The Science of Gratitude

 The Science of Gratitude            
 

We’ve all heard the term “Choose Joy”.  Maybe it’s on a coffee cup or a fridge magnet at your house. The idea that you can choose your way into a positive attitude is often accompanied by little nuggets of wisdom like "you can’t control other people, only yourself," or "you can’t change your circumstances, but you can change your attitude." 

 It’s good advice - focused control and positive reframing are valuable skills for resilience. If the person whose receiving them is in a neurotypical brain state. If they aren’t - if their primary concern is safety and survival, or if they are dealing with things like unmanaged physical or mental illness, grief, chronic stress, identity questions or an undiagnosed neurodevelopmental concern - it can feel very minimizing.

Often we don’t know what the people right in front of us are going through, just as they don’t really know what’s happening in our life. It’s human nature to try and hide our struggles under shame, competitive drive, or lethargic lack of motivation, behavior, anger, or under overcompensated joy. Take a step back and think about interactions you’ve had this week with your family, with colleagues and friends. How many of them are just surviving right now?  How many of them could realistically choose joy?

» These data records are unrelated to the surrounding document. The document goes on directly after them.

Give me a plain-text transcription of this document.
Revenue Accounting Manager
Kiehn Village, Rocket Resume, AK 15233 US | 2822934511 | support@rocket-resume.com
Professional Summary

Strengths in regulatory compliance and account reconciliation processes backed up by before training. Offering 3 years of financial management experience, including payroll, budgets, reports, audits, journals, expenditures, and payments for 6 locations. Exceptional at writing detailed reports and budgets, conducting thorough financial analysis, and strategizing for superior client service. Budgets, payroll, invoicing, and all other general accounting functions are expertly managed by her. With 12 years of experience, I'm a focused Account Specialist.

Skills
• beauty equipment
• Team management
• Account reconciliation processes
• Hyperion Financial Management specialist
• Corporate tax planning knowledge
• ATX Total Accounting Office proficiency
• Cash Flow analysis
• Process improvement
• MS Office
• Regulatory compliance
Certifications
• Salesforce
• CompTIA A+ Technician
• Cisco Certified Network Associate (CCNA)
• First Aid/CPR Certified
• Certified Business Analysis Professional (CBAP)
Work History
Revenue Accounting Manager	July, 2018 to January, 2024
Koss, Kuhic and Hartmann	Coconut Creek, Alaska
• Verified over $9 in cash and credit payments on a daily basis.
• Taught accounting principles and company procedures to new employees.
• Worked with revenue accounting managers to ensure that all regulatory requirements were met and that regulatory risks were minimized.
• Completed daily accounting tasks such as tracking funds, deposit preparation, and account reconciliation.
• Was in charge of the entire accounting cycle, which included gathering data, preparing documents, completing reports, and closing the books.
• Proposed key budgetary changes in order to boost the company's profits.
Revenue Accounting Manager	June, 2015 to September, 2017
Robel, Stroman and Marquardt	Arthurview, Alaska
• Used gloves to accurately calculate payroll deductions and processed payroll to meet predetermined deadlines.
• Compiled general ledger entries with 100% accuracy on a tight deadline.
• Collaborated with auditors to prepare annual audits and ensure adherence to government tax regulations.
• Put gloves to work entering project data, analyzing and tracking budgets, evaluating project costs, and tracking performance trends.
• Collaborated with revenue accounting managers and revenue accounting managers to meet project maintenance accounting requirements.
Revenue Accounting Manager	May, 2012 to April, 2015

Without coping skills and opportunities to practice them, changing your outlook from negative to positive is about as easy as changing the weather. There is a tool for finding joy (and practicing it too) that is simple, quick and trains your brain toward a more positive outlook.  It’s gratitude and it does four really important things:

  1. It requires you to reflect on your day, your life, your behavior, or your situation.  Active reflection even in times of heightened stress and trauma, gives you space to process what has, or is happening and your feelings about it.
  2. When you practice gratitude with others, it enhances relationships.  You’re not giving the other person a lecture or trite advice, you are a supportive companion on their journey. You’re also providing an opportunity to practice a valuable skill.
  3. It encourages you to look at life as a balance. The good and the bad co-exist throughout our lives, throughout the world.  Gratitude is a reminder that you can cope with both.
  4. Over time, gratitude becomes a coping skill that allows you to shift your perspective. The more you have opportunity to practice gratitude the more positive effect it has on your mental health especially in those times where at first glance there might not be a lot to be grateful for.  In short, it helps make joy a more realistic choice.

So take up the challenge and shift your focus from attitude to gratitude. The internet is full of ideas that can help you incorporate gratitude into your life, like this video from the Greater Good Science Centre at USC Berkeley. Give it a try! You’ll be grateful you did.